A aprovação veio em sintonia com um movimento de mercado da Odebrecht. A Foz do Brasil, controlada pela empreiteira, havia adquirido controle da companhia de saneamento do Tocantins, a Saneatins. O presidente da empresa na época, Fernando Reis, chegou a declarar em outubro daquele ano que não descartava entrar com participação em outras estatais: Casan, a Companhia Espírito Santense de Saneamento (Cesan) e a Sanesul, do Mato Grosso do Sul, eram citadas. Foi também em 2010 que a Odebrecht assumiu a gestão do saneamento de Blumenau.

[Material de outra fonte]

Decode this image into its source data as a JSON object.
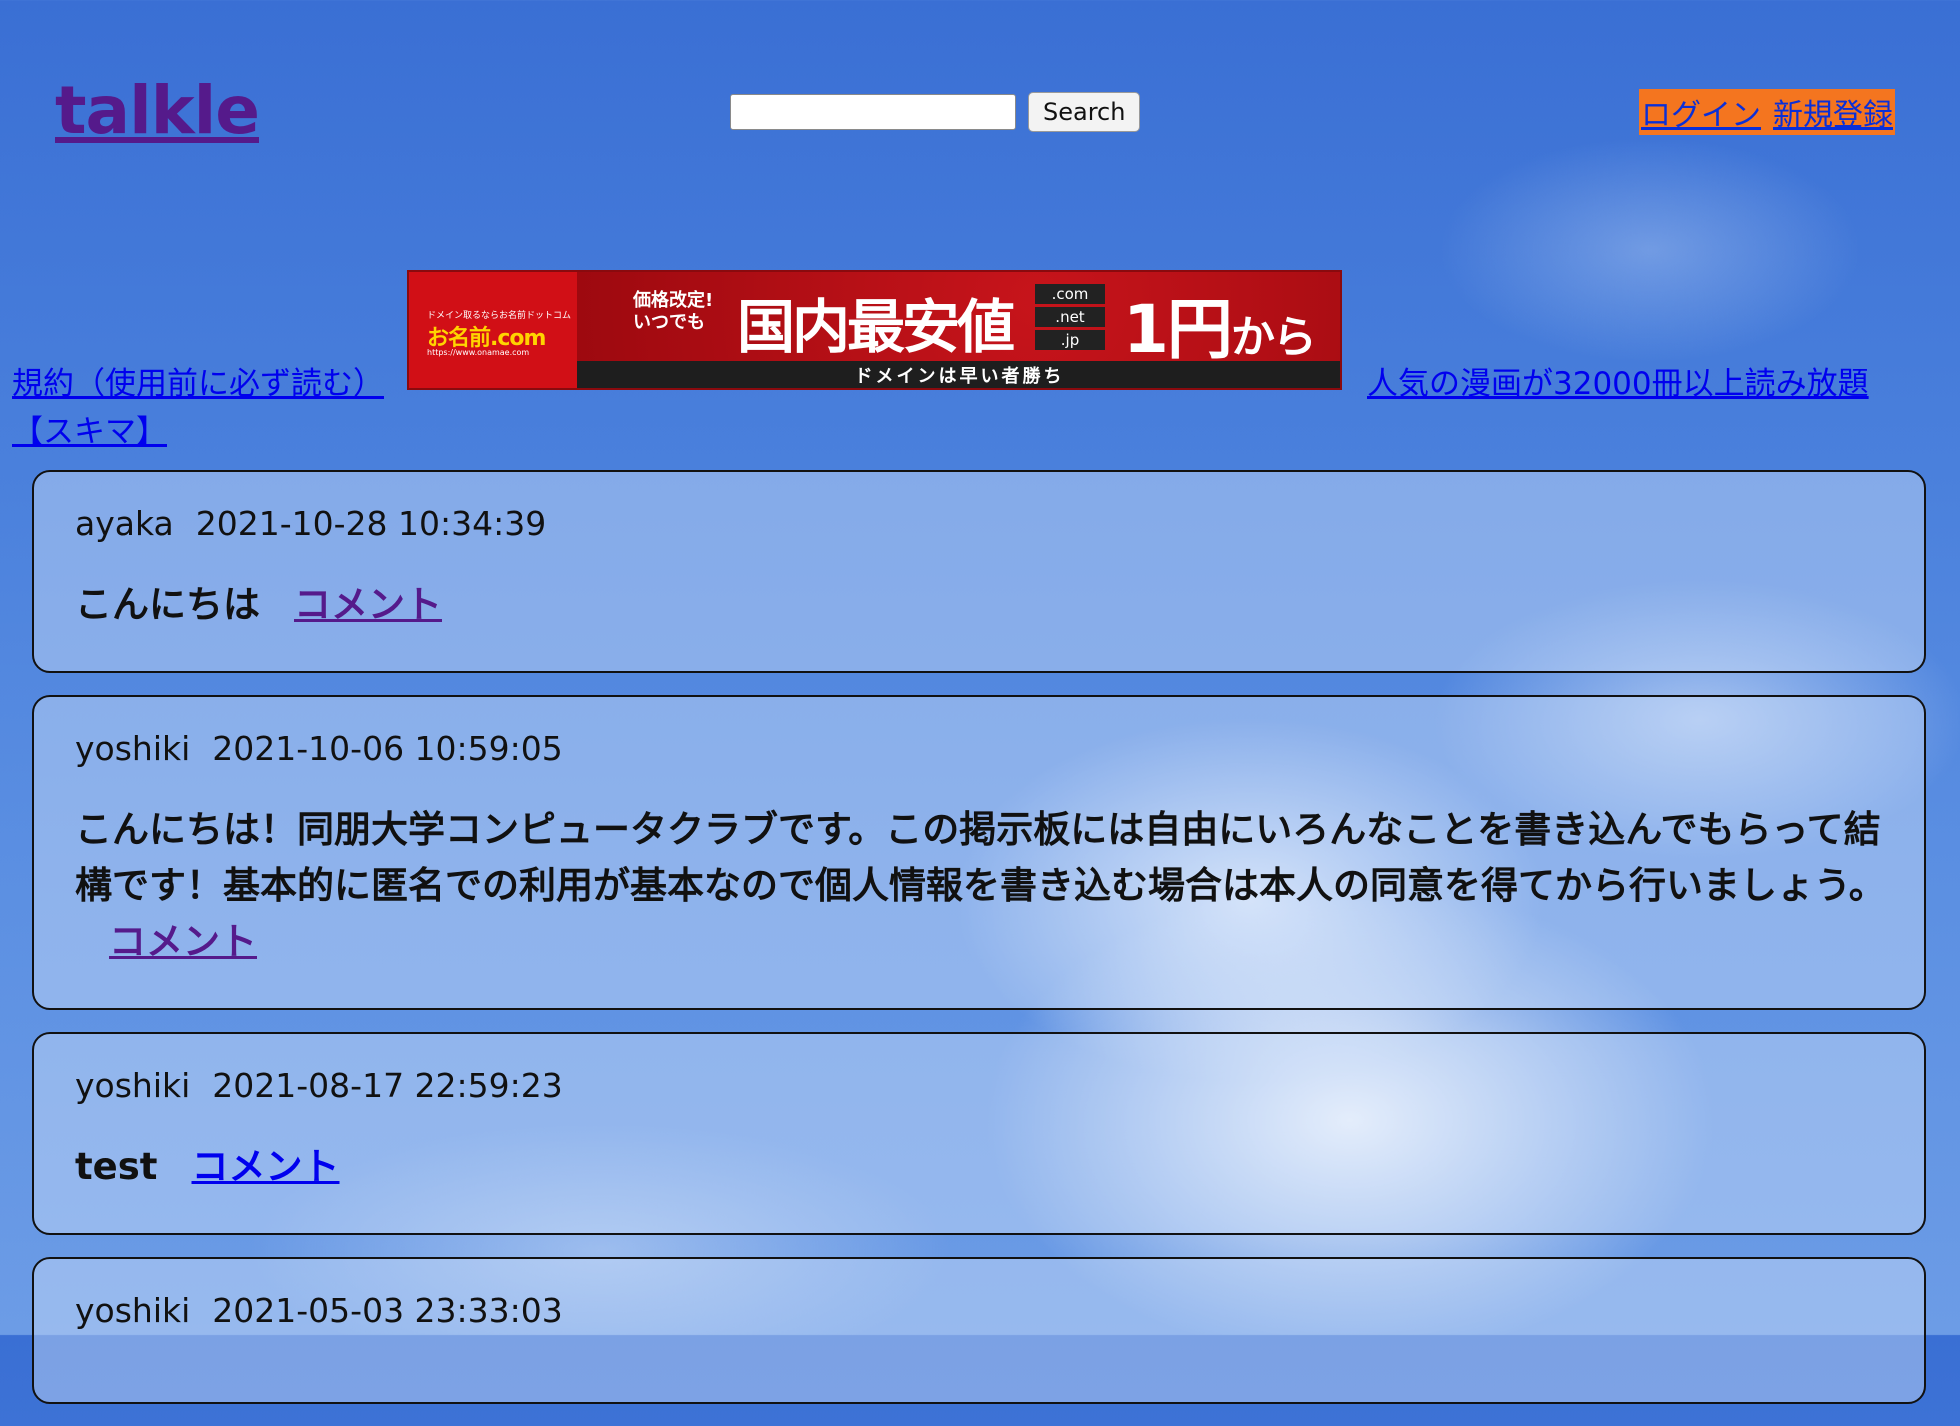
{
  "header": {
    "logo": "talkle",
    "search": {
      "value": "",
      "placeholder": "",
      "button_label": "Search"
    },
    "auth": {
      "login_label": "ログイン",
      "register_label": "新規登録"
    }
  },
  "links": {
    "terms": "規約（使用前に必ず読む）",
    "manga": "人気の漫画が32000冊以上読み放題",
    "sukima": "【スキマ】"
  },
  "banner": {
    "small_text": "ドメイン取るならお名前ドットコム",
    "brand": "お名前.com",
    "url_text": "https://www.onamae.com",
    "line1a": "価格改定!",
    "line1b": "いつでも",
    "headline": "国内最安値",
    "tlds": [
      ".com",
      ".net",
      ".jp"
    ],
    "price": "1円",
    "price_suffix": "から",
    "tagline": "ドメインは早い者勝ち"
  },
  "posts": [
    {
      "author": "ayaka",
      "timestamp": "2021-10-28 10:34:39",
      "body": "こんにちは",
      "comment_label": "コメント"
    },
    {
      "author": "yoshiki",
      "timestamp": "2021-10-06 10:59:05",
      "body": "こんにちは！同朋大学コンピュータクラブです。この掲示板には自由にいろんなことを書き込んでもらって結構です！基本的に匿名での利用が基本なので個人情報を書き込む場合は本人の同意を得てから行いましょう。",
      "comment_label": "コメント"
    },
    {
      "author": "yoshiki",
      "timestamp": "2021-08-17 22:59:23",
      "body": "test",
      "comment_label": "コメント"
    },
    {
      "author": "yoshiki",
      "timestamp": "2021-05-03 23:33:03",
      "body": "",
      "comment_label": ""
    }
  ]
}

Na prática, a atração do parceiro privado não ocorreu. O governo contratou uma empresa de mercado para fazer a valoração - uma estimativa de quanto a Casan poderia captar no mercado com uma venda de ações. Os números nunca vieram oficialmente a público, mas comentou-se nos bastidores que a cifra baixa – cerca de R$ 240 milhões – havia feito o governo recuar da intenção. Havia dever de casa a ser feito; melhorar a gestão financeira da companhia era uma dessas tarefas. Recursos da agência japonesa de financiamento, a Jica, ajudaram o governo Colombo a pôr em marcha o projeto de investimento em saneamento que pretendia. Enfim, o tal parceiro privado nunca chegou.
O governador Raimundo Colombo se pronunciou sobre o assunto por meio de nota:
"Em relação às informações divulgadas nesta quarta-feira (28) sobre a Companhia Catarinense de Águas e Saneamento, o Governo do Estado informa que nunca tratou da privatização da Casan ou vendeu uma única ação da empresa nesses cinco anos e meio da atual gestão.Destaca, ainda, que a empresa Odebrecht não tem nenhum contrato, não executa nenhuma obra pública ou realiza qualquer serviço com o Governo de Santa Catarina desde 2011."
Por telefone, o senador Dalírio José Beber (presidente da Casan entre janeiro de 2011 e abril de 2014) disse desconhecer a abertura de nova investigação, reforçou que não existiam planos de privatizar a companhia e negou qualquer tratativa com a Odebrecht nesse sentido:
"Existia por parte da Casan um plano de investimento grande com recursos da JICA (Agencia Internacional de Cooperação do Japão), uma instituição de financiamento japonesa, existia também de uma agência francesa e recursos no BNDES da Caixa Econômica para dotar cidades com sistema de esgoto. Todos esses financiamentos exigem contrapartida. Nem sempre as empresas e o governo têm condições de dar contrapartida. Pensou-se em se criar uma alternativa para ter sócios privados, não privatizar. Para alavancar esses recursos, criou-se uma lei estadual permitindo que pudesse realizar estudos nesse sentido. Nunca houve conversa no sentido de fazer a privatização, apenas de tentar abrir o capital, chamar o capital privado no sentido de fortalecer os contratos de financiamento. Isto foi incluído em discussão na Assembleia Legislativa, mas não frutificou uma vez que a validação da empresa não resolvia o problema do financiamento. Não foram feitas tratativas (com a Odebrecht), existiam manifestações no processo todo, de vários grupos que tinham interesse em entrar no setor de saneamento, de geração de energia, que é normal. Isto tudo era público, não existe absolutamente nada escuso. O desejo não era vender ações existentes, era criar mecanismos para trazer dinheiro novo para poder fazer frente aos investimentos e acelerar o processo de universalização do esgotamento sanitário."